The government arrived at the $11 figure by adjusting the current minimum wage for the accumulated level of inflation between 2010 (when the minimum wage was last increased) and now. This calculation provides a minimum wage in the range of $10.90; the government then rounded up to $11. This is far from an ideal process, as it presupposes that the minimum wage was at the optimal level in 2010. Given how little we know about the minimum wage, it would be surprising if the government got it right four years ago.
Unusually, the government’s decision is one of those rare cases in which a less than ideal process provided a great answer.

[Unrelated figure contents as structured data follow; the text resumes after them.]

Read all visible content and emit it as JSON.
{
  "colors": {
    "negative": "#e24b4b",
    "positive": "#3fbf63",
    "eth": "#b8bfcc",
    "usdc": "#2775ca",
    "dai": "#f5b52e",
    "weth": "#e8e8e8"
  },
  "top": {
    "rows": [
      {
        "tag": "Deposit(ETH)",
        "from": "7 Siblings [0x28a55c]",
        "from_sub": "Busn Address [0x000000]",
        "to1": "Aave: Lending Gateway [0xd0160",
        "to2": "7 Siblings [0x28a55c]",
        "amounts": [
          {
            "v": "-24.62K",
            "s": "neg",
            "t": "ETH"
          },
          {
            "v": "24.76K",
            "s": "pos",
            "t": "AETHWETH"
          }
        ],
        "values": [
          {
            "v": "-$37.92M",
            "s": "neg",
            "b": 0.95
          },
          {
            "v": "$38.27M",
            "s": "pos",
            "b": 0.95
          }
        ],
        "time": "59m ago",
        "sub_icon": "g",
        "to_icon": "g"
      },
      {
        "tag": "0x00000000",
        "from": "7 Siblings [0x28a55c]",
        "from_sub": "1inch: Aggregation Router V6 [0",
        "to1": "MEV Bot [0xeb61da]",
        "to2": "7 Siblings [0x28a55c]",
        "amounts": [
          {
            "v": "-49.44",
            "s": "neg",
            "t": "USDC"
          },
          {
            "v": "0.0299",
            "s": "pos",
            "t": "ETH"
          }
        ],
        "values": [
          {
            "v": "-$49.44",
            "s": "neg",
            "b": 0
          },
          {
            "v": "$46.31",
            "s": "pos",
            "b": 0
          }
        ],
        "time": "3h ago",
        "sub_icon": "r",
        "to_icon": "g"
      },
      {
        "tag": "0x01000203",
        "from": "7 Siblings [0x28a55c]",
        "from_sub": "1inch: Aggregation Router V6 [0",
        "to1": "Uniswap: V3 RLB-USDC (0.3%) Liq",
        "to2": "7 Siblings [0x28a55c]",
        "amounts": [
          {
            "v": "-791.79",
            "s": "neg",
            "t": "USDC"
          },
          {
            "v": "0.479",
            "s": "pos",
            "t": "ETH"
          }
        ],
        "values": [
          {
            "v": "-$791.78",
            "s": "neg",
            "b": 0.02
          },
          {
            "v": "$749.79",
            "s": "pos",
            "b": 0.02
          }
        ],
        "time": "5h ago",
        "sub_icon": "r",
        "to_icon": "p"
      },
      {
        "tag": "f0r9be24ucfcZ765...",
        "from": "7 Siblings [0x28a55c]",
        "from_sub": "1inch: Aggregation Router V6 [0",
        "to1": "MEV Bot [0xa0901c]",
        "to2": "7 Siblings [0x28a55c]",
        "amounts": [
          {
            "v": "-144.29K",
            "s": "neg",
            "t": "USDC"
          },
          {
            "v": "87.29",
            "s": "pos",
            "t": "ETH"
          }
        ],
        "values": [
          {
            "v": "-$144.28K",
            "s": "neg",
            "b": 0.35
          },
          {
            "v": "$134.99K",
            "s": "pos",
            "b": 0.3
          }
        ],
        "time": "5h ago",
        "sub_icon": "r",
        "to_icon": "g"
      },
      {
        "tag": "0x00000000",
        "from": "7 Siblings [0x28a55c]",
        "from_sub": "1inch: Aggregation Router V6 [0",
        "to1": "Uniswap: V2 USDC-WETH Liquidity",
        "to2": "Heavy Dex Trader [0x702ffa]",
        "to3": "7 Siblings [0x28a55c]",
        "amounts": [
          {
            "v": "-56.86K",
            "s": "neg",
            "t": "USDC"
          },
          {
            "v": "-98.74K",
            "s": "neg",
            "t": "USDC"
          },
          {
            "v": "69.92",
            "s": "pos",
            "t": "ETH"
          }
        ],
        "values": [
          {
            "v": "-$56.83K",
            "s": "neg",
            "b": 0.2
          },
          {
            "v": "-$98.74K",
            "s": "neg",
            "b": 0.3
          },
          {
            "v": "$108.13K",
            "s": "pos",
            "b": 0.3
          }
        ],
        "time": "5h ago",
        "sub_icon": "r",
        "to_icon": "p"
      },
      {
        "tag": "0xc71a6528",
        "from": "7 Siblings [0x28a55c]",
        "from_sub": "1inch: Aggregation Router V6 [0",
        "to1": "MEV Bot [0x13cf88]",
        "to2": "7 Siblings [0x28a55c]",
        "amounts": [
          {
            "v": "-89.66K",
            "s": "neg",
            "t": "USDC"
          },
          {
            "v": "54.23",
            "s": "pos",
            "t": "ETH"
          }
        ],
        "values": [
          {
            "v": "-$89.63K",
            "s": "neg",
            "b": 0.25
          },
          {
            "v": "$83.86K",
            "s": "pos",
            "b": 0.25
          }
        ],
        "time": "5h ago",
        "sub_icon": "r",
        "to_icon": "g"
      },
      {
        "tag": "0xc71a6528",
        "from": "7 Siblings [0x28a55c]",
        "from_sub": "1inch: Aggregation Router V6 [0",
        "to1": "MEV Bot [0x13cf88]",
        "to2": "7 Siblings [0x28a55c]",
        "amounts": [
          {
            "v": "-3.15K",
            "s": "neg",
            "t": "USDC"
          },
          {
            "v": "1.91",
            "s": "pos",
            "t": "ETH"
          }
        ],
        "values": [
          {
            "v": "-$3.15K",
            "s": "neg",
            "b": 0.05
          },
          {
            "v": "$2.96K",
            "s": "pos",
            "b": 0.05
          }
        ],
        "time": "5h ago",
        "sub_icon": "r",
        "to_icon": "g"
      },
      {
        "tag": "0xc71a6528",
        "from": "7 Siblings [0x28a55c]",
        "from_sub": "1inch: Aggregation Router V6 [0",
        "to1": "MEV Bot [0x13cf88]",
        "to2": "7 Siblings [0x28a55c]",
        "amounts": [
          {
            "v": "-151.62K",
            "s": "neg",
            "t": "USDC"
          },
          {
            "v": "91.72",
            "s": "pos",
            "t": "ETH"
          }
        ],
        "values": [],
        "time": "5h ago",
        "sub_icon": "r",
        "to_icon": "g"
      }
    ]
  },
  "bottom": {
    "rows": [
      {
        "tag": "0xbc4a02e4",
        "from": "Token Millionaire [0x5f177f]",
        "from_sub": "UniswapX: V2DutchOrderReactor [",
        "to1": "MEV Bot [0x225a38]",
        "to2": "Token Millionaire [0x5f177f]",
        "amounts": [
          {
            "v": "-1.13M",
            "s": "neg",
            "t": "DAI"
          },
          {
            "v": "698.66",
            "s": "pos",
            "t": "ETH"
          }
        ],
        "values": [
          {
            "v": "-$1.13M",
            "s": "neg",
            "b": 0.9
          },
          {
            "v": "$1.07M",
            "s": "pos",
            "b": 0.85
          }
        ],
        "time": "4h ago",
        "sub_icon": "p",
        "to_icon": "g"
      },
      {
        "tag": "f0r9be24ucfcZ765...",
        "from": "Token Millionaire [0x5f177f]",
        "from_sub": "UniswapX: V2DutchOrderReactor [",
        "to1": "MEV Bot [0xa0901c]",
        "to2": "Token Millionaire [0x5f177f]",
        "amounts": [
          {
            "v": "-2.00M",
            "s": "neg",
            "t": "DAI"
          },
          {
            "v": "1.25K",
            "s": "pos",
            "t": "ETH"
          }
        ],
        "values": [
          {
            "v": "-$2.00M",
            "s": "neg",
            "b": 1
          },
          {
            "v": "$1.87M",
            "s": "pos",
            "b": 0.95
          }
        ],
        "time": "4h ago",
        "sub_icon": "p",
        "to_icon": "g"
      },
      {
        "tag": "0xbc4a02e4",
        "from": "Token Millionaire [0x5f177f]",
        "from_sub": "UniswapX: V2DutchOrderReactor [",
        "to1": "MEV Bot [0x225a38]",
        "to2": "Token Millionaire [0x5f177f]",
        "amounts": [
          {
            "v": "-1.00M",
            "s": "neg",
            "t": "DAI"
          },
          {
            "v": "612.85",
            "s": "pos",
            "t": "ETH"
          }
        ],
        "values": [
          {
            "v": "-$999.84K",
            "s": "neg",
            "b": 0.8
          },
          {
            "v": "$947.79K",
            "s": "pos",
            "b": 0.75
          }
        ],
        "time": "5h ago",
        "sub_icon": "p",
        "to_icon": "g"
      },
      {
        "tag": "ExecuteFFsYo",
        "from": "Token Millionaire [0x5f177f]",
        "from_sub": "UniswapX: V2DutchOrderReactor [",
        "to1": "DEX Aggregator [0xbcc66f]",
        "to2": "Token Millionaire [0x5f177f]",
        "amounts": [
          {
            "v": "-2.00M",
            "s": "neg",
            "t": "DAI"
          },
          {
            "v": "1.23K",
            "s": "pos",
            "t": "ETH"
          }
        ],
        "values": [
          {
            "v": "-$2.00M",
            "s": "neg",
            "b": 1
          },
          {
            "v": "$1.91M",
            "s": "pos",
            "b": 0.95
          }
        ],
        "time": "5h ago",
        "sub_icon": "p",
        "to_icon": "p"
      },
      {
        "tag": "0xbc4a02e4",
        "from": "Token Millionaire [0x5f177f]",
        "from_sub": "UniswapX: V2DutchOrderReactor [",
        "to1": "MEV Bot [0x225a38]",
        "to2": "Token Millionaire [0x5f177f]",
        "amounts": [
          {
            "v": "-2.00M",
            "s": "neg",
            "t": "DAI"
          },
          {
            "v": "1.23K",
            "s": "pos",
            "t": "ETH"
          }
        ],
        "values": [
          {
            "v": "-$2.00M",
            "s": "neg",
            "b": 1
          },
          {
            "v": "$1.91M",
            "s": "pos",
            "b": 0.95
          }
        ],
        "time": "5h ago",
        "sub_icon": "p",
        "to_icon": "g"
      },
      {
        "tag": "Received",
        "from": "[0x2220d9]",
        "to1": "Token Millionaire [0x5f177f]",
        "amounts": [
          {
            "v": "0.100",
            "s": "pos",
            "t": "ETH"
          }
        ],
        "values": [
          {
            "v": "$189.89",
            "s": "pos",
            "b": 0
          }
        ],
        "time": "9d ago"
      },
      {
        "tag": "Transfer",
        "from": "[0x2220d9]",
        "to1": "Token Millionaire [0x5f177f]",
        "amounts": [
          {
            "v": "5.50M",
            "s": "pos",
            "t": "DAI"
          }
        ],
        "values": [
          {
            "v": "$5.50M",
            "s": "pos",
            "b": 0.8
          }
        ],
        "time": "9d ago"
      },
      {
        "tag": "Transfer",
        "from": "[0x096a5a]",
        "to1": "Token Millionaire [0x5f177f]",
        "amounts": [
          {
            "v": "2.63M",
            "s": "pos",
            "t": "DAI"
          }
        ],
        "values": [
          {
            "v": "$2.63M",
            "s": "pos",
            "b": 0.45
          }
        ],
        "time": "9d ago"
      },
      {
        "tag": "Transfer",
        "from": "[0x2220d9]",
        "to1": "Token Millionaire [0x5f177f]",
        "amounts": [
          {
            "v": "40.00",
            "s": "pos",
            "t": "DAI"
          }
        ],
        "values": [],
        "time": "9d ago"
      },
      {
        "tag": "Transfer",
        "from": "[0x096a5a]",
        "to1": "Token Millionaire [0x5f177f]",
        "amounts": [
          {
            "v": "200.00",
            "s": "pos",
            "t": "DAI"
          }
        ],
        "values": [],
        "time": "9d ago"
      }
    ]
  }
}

Based on what we know about the minimum wage, I have estimated that Ontario can raise it to $11.25 before there are significant labour market effects. The two figures are close enough that I support the government’s increase to $11, despite my misgivings at the process which provided their answer.
This announcement is likely to please almost no one. The Ontario government was in a tough spot, with some business groups claiming, without a great deal of evidence, that even a small increase in the minimum wage is likely to cause widespread unemployment.
On the other hand, advocates of a $14/hr minimum wage refuse to acknowledge that there can ever be a trade-off between the minimum wage and employment or hours worked and the minimum wage can be raised indefinitely without consequence. Both positions are almost certainly incorrect. But as with too many areas, supporters of evidence-based policy are drowned out by groups espousing hard-line ideological positions.